The U.S. Federal Reserve said Friday it is scaling back offerings of emergency cash to banks amid waning demand in a step toward pulling back its extraordinary support for the financial system, which appears to be stabilizing after a devastating crisis.
The Fed said it will reduce each of its two Term Auction Facility auctions in September to $75 billion from $100 billion.
The Fed created TAF auctions to supply financial institutions with cash as the credit meltdown, which began in the second half of 2007, became more pronounced and the Fed steadily increased the amounts it was offering.
In its most recent auction, the Fed offered $100 billion but had bids for only $73.4 billion.
As financial markets heal, the Fed will begin to exit from its policies of providing massive liquidity and cutting interest rates to near zero.
"If the government doesn't have to provide a backstop anymore it suggests confidence is on the rise, and indicates that credit markets are repairing," said Jack Ablin, chief investment officer at Harris Private Bank in Chicago.
Richmond Fed President Jeffrey Lacker said on Thursday the Fed should curtail its purchases of longer-term securities if an economic rebound that appears to be in place gains strength.
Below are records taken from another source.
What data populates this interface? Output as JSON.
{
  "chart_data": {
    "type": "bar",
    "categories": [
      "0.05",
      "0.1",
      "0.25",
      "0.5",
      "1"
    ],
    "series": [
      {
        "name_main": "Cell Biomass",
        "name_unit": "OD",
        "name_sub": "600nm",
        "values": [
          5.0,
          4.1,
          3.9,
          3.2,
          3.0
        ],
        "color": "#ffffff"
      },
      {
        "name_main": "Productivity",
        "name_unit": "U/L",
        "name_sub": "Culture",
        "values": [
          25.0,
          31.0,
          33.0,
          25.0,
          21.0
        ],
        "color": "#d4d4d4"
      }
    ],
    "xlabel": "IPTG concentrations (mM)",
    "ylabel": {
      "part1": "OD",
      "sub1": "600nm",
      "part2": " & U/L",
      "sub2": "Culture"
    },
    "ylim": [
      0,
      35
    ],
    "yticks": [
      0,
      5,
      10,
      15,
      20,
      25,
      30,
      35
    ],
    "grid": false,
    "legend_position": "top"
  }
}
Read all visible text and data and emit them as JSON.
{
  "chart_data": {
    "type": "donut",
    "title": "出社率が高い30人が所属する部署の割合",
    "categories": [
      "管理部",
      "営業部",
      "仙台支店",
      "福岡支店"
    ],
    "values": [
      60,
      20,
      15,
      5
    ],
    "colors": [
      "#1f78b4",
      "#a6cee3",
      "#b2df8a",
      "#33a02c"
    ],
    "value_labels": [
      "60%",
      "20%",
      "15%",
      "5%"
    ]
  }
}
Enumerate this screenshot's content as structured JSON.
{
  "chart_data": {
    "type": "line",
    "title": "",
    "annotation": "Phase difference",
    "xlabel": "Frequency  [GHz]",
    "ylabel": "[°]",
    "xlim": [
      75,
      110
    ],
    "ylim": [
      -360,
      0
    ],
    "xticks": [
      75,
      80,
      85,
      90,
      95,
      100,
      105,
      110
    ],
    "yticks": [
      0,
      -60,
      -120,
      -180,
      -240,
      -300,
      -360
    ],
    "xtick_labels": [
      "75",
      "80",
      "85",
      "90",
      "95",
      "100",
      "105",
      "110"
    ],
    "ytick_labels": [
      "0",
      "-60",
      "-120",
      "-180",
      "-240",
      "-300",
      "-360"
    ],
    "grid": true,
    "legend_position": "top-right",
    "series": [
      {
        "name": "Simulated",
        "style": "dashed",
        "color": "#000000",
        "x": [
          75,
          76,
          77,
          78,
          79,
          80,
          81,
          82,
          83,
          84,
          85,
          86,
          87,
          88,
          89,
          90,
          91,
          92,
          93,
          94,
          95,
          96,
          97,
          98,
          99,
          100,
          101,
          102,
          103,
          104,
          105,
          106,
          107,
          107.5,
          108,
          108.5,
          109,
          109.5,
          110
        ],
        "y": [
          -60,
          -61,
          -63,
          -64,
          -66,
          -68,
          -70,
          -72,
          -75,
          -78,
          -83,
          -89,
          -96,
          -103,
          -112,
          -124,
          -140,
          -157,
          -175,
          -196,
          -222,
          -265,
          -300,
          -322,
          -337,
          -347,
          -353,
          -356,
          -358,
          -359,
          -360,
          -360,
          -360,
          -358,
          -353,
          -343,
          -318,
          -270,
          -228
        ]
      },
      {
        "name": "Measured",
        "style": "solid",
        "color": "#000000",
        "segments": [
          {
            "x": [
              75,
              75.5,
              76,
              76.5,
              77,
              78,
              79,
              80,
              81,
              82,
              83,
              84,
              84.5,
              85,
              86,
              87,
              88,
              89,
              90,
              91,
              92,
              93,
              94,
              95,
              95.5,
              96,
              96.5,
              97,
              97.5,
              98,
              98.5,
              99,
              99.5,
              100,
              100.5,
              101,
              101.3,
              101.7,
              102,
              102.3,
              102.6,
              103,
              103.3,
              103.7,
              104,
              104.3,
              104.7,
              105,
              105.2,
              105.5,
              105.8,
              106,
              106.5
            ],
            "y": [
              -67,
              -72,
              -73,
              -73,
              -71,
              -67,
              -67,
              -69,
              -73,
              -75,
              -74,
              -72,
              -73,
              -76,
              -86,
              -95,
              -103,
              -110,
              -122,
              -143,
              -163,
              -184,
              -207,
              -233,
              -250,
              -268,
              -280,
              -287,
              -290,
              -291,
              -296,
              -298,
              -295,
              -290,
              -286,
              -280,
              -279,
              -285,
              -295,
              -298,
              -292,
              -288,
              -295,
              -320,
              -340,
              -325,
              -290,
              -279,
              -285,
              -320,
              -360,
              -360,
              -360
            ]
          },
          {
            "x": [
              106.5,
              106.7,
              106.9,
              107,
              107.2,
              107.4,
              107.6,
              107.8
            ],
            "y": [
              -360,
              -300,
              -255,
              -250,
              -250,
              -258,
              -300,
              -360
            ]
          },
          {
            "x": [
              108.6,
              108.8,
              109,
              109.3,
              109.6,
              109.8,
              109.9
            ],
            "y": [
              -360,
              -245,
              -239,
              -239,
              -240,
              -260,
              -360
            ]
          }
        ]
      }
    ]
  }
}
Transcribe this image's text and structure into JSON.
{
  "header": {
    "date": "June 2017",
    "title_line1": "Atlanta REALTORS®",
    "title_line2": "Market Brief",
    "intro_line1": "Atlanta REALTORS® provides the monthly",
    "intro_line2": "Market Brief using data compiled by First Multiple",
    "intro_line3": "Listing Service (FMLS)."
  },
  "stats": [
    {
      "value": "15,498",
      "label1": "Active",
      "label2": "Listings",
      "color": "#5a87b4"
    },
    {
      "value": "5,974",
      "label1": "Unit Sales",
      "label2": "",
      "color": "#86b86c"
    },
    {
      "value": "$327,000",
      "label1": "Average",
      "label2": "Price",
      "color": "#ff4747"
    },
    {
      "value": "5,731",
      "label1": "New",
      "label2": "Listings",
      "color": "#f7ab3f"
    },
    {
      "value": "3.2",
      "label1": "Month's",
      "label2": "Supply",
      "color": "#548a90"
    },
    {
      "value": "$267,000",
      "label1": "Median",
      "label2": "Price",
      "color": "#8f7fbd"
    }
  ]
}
Lacker and others are concerned the Fed's bloated balance sheet will set the stage for inflation when the recovery gets going.
"Anything that'll help reduce the Fed's balance sheet is greatly welcome," Ablin said. "I would expect further steps down the line."
Some Fed programs will roll off naturally as demand dies down. Others, such as the purchases of longer-term Treasury and mortgage-related securities, will be harder to unwind.